Per Google what you’re talking about is just the way your chin sits under your mouth.. your face is still growing! I’m sure someone somewhere has something to upset you and therefore you’re having issues.. frankly speaking with parents working such low paying jobs you first need to focus on survival .. those debts are probably from your expenses too. You can learn how to do makeup to auit your face from finding on some on Insta with similar features and see a dermatologist for your skin. Good luck
Sorry to be blunt but you need to stop being delusional.
Your family can’t afford to live nevermind save 6k for an elective surgery. That’s why nobody has moved out not because of tradition or some family dynamic.
19 is still young in regards to face shape. I can tell you right now that your face will change a lot, and from what I’ve seen from my female friends, holding out on plastic surgery can be the better option to avoid an asymmetrical face.
don’t listen to every plastic surgeon, they don’t all care about their patients. Get multiple opinions. A big line you will hear is “whatever the result is when I’m done it will look better than when I started”. This is a classic line and it’s also not always true.
you could get botox for much cheaper and its way more discreet. you can cover it up by saying you’re doing gua shua or something like that.

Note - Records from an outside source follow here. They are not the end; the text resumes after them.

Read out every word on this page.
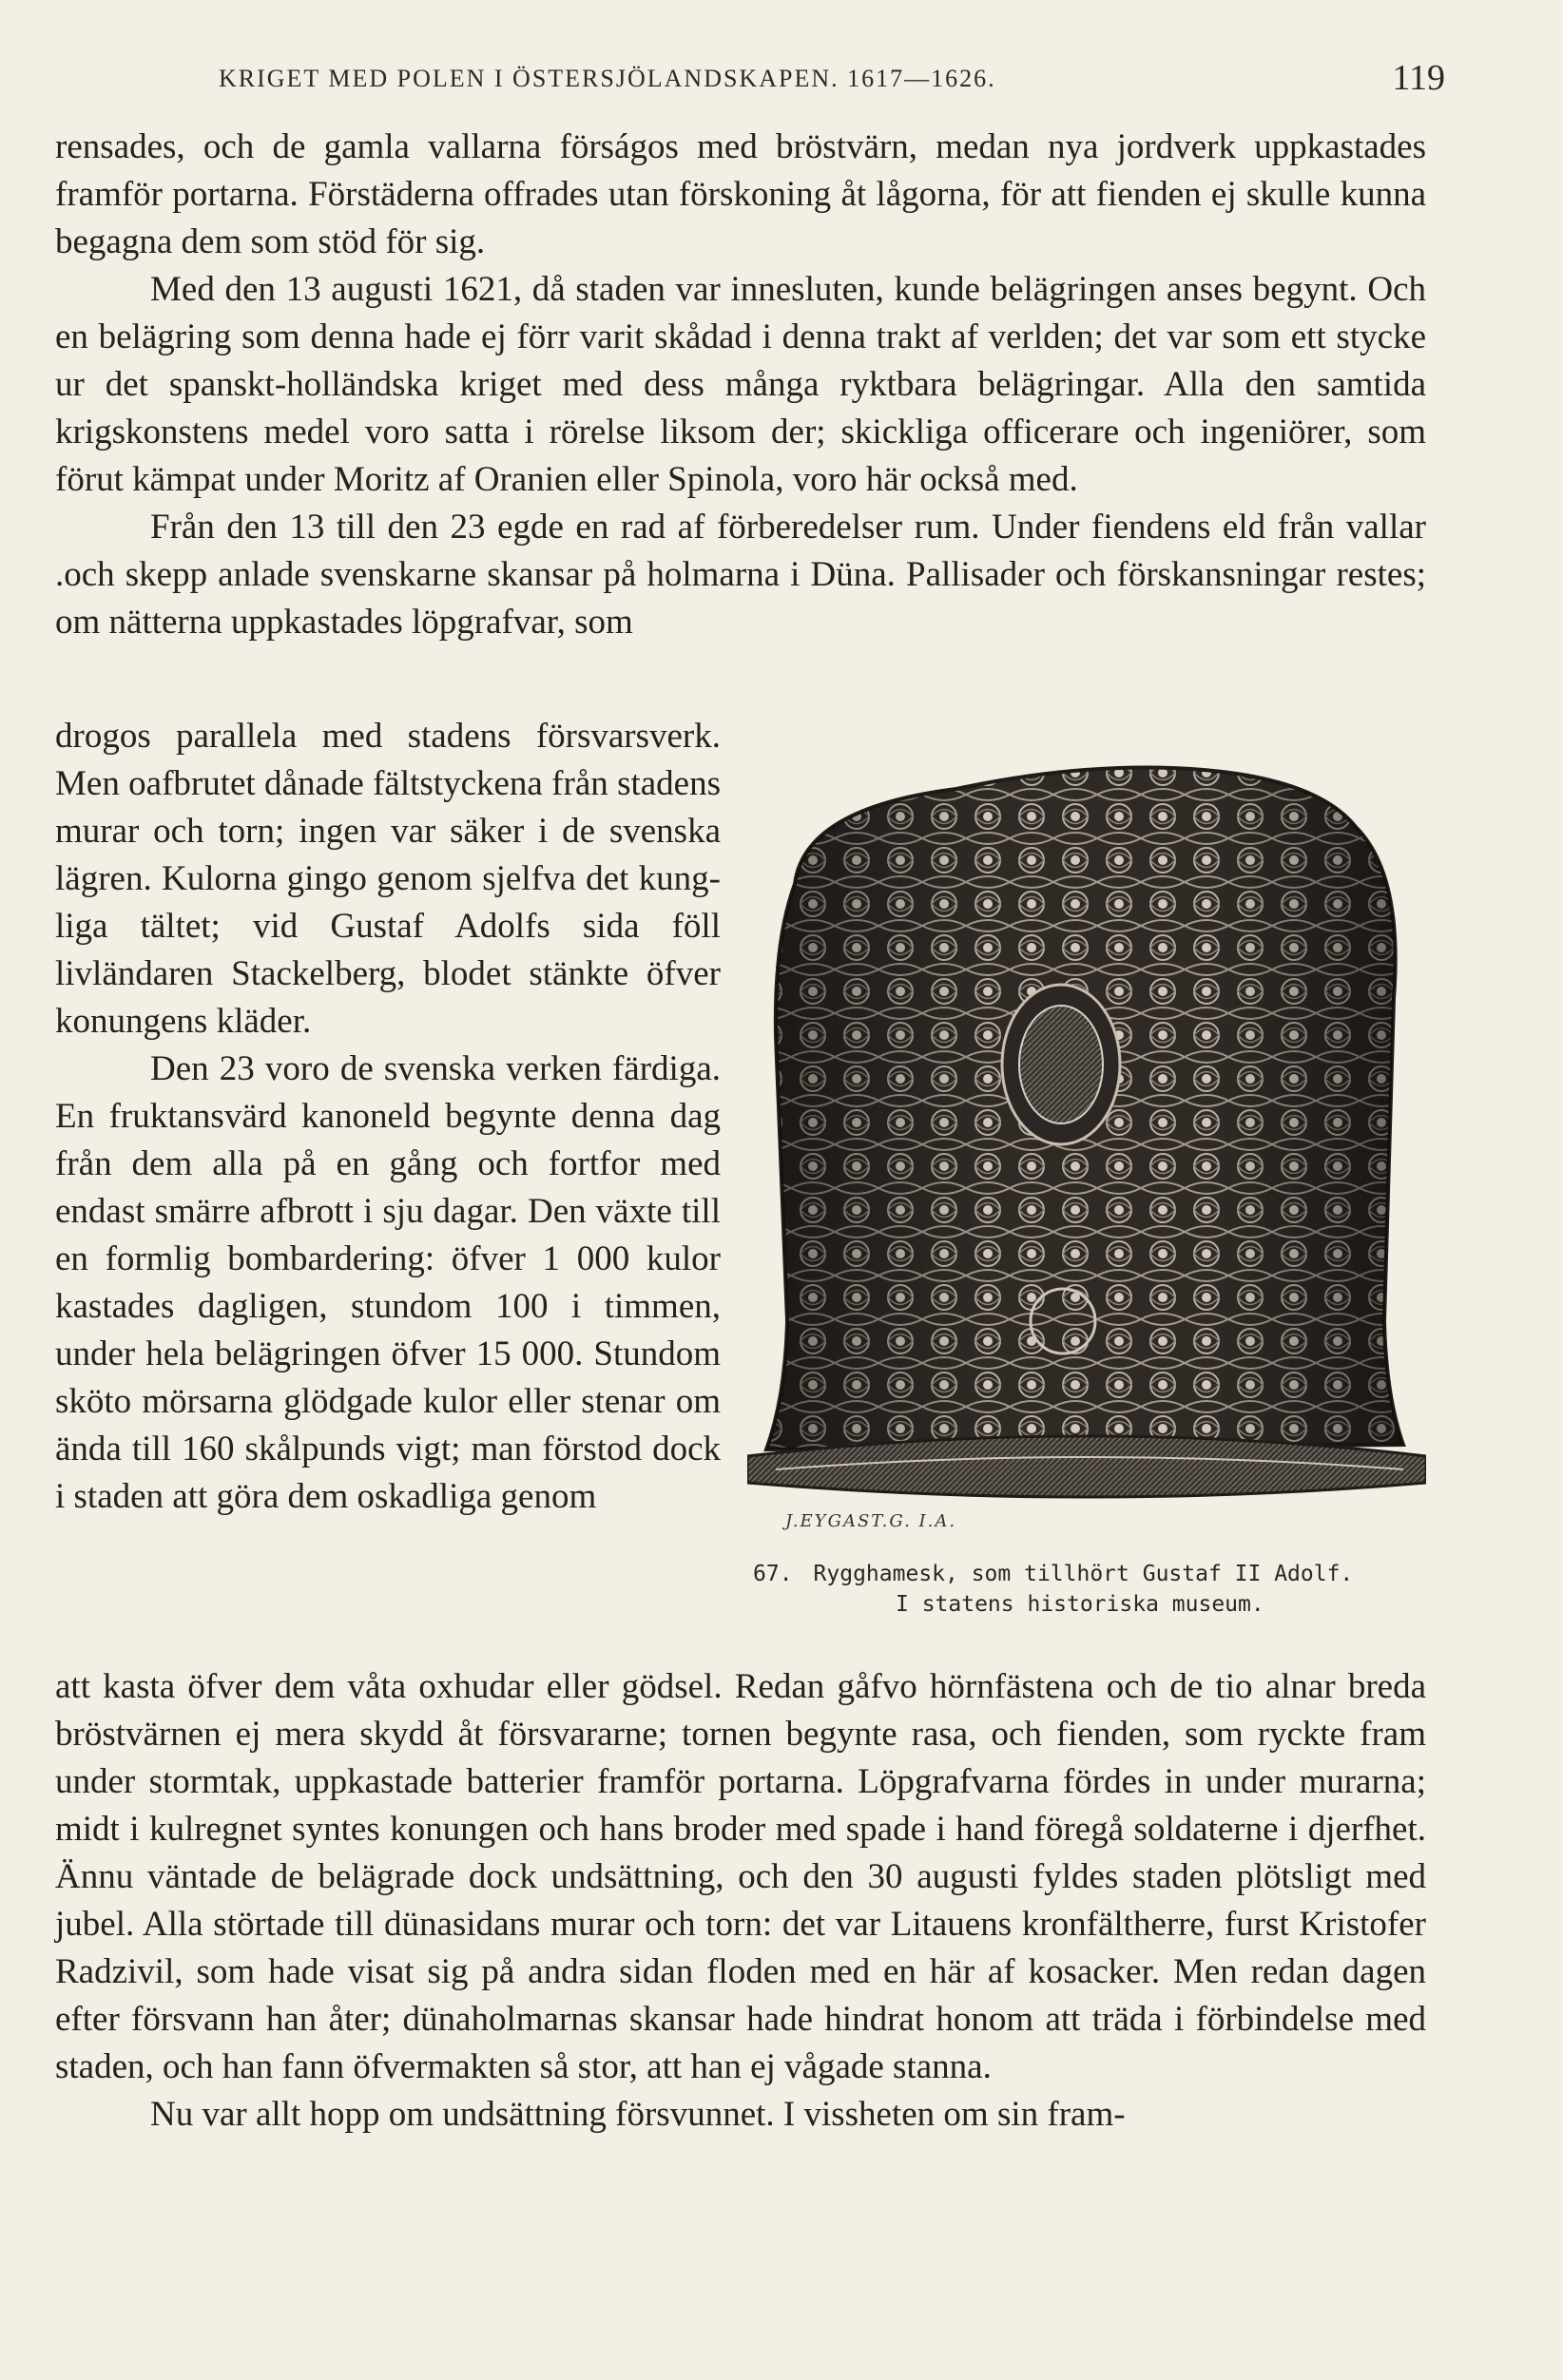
KRIGET MED POLEN I ÖSTERSJÖLANDSKAPEN. 1617—1626.	119

rensades, och de gamla vallarna förságos med bröstvärn, medan nya jordverk uppkastades framför portarna. Förstäderna offrades utan förskoning åt lågorna, för att fienden ej skulle kunna begagna dem som stöd för sig.

Med den 13 augusti 1621, då staden var innesluten, kunde belägringen anses begynt. Och en belägring som denna hade ej förr varit skådad i denna trakt af verlden; det var som ett stycke ur det spanskt-holländska kriget med dess många ryktbara belägringar. Alla den samtida krigskonstens medel voro satta i rörelse liksom der; skickliga officerare och ingeniörer, som förut kämpat under Moritz af Oranien eller Spinola, voro här också med.

Från den 13 till den 23 egde en rad af förberedelser rum. Under fiendens eld från vallar .och skepp anlade svenskarne skansar på holmarna i Düna. Pallisader och förskansningar restes; om nätterna uppkastades löpgrafvar, som

drogos parallela med stadens försvarsverk. Men oafbrutet dånade fältstyckena från stadens murar och torn; ingen var säker i de svenska lägren. Kulorna gingo genom sjelfva det kungliga tältet; vid Gustaf Adolfs sida föll livländaren Stackelberg, blodet stänkte öfver konungens kläder.

Den 23 voro de svenska verken färdiga. En fruktansvärd kanoneld begynte denna dag från dem alla på en gång och fortfor med endast smärre afbrott i sju dagar. Den växte till en formlig bombardering: öfver 1 000 kulor kastades dagligen, stundom 100 i timmen, under hela belägringen öfver 15 000. Stundom sköto mörsarna glödgade kulor eller stenar om ända till 160 skålpunds vigt; man förstod dock i staden att göra dem oskadliga genom

J.EYGAST.G. I.A.
67. Rygghamesk, som tillhört Gustaf II Adolf.
I statens historiska museum.

att kasta öfver dem våta oxhudar eller gödsel. Redan gåfvo hörnfästena och de tio alnar breda bröstvärnen ej mera skydd åt försvararne; tornen begynte rasa, och fienden, som ryckte fram under stormtak, uppkastade batterier framför portarna. Löpgrafvarna fördes in under murarna; midt i kulregnet syntes konungen och hans broder med spade i hand föregå soldaterne i djerfhet. Ännu väntade de belägrade dock undsättning, och den 30 augusti fyldes staden plötsligt med jubel. Alla störtade till dünasidans murar och torn: det var Litauens kronfältherre, furst Kristofer Radzivil, som hade visat sig på andra sidan floden med en här af kosacker. Men redan dagen efter försvann han åter; dünaholmarnas skansar hade hindrat honom att träda i förbindelse med staden, och han fann öfvermakten så stor, att han ej vågade stanna.

Nu var allt hopp om undsättning försvunnet. I vissheten om sin fram-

Yes they might object to the expenses of a plastic surgery, your best bet is an honest conversation while living under their roof because it’s pretty hard to mask.
As for the hyperpigmentation, its not true that only plastic surgery can heal it. check if you have insulin resistance with a Hba1C blood test. Insulin resistance shows up immediately as hyperpigmentation in POC. If you do then cut down on carbs/sugar and start working out and sleeping better and you should see results within the month.
otherwise you can look into skin care solutions like vitamin c serums, niacinamide, kojic acid, and so much more.
I’m gonna bet that there’s nothing wrong with your facial structure. We all focus obsessively on minor details about ourselves when we are young.
Hyperpigmentation is easily treatable with bleaching creams. It’s worthwhile seeing a dermatologist so they can help you decide why you have pigmentation there so that it doesn’t come back when you treat it.
Wearing sunscreen and a wide brimmed hat can help if pigmentation is problematic; think of the area that is brown as a spot that tans better than the rest of you. Keeping it out of the sun often is crucial.
Good luck!
I would not recommend a chin surgery under local anesthesia. Please pay the extra for general.
Don’t. Now is a good time to grow up a bit. Do a thought experiment, who in your life do you respect unreservedly? Now, can you imagine that person spending this much money on themselves while their family scrapes by? Confidence doesn’t come from appearance. Good luck OP.
I was thinking if you suddenly show up with a BBL I doubt you can hide that.
I don’t think you should get it done discretely. You know how they’d feel. You know they are struggling financially. You know you would have to actively lie to them. How does that make you feel? What if something goes wrong? What if you spend the money and then a financial catastrophe happens that you could have helped with and they found out you spent that much on something for the sake of vanity?
If you want to be successful, you need to have your financial house in order before you start getting luxury items.
I was insecure about my body at your age. Probably would have considered surgery too. At nearly 50, I’m glad I didn’t do it. What felt like a pressing need turned out to be not so important when I had spent a little more time on personal growth.
It’s up to you whether you’re going to live YOUR life, or theirs.
I’d move out asap to start my own. If you do well, send money to them to help them out.
But being an expense on them by living with them at this age and then trying to spend money on cosmetic surgery is not a good look.